A girl called the studio one day—I was doing 7 p.m. to midnight—and she said, “Hey, Ronnie, I’m in my bedroom, I’m under the covers, the lights are out.” And I said, “Well, would you like me to play a song?” And she says, “No, I just want you to keep talking.” I said, “Well, is there a song I can play for you or for your boyfriend?” I don’t know if she was teasing me or not, but those are the kind of the calls you get [sometimes]. I stayed away from the flirting thing, and I just played a song for her, and she was happy about that.

It’s been said the “golden age” of radio is dead. Thoughts?

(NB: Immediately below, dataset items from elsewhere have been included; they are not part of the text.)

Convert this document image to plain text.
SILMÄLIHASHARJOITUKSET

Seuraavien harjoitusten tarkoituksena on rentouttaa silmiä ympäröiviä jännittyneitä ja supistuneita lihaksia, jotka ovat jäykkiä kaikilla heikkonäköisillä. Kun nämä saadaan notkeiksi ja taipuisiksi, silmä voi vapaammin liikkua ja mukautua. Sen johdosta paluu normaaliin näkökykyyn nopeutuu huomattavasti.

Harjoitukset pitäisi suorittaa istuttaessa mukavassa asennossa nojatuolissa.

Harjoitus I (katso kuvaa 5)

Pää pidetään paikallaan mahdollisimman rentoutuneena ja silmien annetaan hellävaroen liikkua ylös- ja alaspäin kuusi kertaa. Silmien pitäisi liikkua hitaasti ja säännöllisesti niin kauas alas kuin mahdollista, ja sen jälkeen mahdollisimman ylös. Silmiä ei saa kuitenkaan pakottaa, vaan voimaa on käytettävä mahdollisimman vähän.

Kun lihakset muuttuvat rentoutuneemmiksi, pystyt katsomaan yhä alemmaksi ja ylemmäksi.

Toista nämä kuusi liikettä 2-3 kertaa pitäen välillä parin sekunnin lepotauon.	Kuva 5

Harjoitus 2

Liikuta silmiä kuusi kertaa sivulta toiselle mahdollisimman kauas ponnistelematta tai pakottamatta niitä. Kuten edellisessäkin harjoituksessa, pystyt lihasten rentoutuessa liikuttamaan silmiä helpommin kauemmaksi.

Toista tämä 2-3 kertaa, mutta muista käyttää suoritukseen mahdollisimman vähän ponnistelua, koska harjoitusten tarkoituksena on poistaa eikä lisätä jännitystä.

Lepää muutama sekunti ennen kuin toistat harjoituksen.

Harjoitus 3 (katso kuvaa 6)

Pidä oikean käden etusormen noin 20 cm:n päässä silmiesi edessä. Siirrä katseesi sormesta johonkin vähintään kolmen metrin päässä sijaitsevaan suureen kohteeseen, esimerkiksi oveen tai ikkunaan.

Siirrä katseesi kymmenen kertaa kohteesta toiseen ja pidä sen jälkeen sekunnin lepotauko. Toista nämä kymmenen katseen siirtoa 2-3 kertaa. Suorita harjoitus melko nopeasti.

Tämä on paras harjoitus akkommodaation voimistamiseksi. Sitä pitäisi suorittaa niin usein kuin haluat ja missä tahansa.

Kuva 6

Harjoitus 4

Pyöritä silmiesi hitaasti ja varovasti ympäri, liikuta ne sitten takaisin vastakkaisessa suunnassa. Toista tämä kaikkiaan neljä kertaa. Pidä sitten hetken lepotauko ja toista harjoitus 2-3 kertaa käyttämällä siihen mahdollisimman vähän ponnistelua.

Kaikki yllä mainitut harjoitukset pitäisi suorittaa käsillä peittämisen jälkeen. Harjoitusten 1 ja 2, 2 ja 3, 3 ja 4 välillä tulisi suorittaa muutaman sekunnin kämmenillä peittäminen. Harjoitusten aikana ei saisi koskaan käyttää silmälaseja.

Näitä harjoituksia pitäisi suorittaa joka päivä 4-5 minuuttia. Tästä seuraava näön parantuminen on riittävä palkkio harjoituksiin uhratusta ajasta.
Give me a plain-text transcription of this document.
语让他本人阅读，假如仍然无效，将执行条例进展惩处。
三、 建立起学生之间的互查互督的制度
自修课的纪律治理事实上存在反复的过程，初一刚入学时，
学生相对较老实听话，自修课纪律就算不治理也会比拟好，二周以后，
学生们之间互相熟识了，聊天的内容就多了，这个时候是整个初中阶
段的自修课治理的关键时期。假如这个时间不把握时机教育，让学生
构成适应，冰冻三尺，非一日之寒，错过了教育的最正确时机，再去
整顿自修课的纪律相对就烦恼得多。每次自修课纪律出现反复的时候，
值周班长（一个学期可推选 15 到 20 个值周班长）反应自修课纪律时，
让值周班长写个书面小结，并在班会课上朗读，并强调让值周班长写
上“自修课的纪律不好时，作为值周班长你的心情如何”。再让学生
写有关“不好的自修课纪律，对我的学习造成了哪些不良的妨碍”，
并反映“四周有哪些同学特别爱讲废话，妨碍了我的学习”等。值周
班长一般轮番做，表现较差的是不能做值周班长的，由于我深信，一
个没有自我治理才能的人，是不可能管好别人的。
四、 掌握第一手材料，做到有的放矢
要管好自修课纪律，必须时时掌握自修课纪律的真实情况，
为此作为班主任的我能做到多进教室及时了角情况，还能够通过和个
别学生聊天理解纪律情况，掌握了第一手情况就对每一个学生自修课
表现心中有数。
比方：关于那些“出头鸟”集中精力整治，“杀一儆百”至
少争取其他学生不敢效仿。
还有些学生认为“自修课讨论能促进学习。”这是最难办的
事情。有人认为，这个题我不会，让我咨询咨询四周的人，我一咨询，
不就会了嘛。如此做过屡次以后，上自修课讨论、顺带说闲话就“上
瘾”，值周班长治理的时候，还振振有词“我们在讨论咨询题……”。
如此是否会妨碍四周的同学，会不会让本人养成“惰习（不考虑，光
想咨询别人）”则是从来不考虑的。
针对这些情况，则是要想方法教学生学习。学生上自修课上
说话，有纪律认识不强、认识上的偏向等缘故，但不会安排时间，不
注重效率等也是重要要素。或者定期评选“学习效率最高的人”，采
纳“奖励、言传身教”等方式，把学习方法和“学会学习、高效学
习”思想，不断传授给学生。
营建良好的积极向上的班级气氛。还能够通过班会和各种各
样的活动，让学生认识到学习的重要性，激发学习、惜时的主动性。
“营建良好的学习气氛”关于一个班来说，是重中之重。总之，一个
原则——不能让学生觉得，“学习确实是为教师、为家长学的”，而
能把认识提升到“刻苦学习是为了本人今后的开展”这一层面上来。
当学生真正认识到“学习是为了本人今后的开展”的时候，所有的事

Well, when I was on the air, I was playing all the hits, all the time, live. I was raised in Southern California listening to The Real Don Steele and Machine Gun Kelly at 93 KHJ Los Angeles, so raised as a teenager on Malibu Beach, everybody had the little transistor radios, [and] the “boss jock” was the thing in the ’60s and ’70s. When a corporation would come in and buy the smaller corporations, it set us at a disadvantage, because eventually, you can’t go down the dial and work because the people who own the station you’re at own the one down the dial.

Before these big corporations came in to play, I remember back in the '60s and '70s every station on the dial was owned by a different company, because that was the law until it was changed later on.

It's pretty much automated now, sterile. There's no feel to it, and for me, I had to be live. They have a thing called tracking, where you go down the hall and you pretend you're on the radio, then they air it later, and I didn't like that. I wanted to be live, in the moment, and that's real rare right now. So, I just decided to get out of radio and bring the artists to town, and just do the concert thing.

Why write a book?

After the recession hit in 2008, 2009, I thought I’d take a couple of years off and just write my memoir. [One day], about 3 in the morning, I got up [and was inspired] from being around the groups that I was with [when I was a roadie], and watching how they [would] create a song at 3 in the morning, and then after a couple of months in the studio, you’re driving in your car in Hollywood, [and] the song’s on the radio. So, I thought I got to witness that creativity, [and] I was inspired by that same kind of energy to write. It’s more than just the music end of it: The roadie, the road manager, concert promoter and my time in radio, it has a storyline to it.

Whoever is reading it, I hope they benefit from it and realize you can do something [great] despite [the challenges] ahead.

What do you miss about being on the radio?

The spontaneous thing, that’s what I miss. You go in the studio, you plug your headphones in, you turn the mic on, and you’re live. Everything is in the moment, and that’s sort of where my energy was, in the moment. I was talking, whoever was listening to the signal in the car on Highway 50, or whatever, would hear me instantly.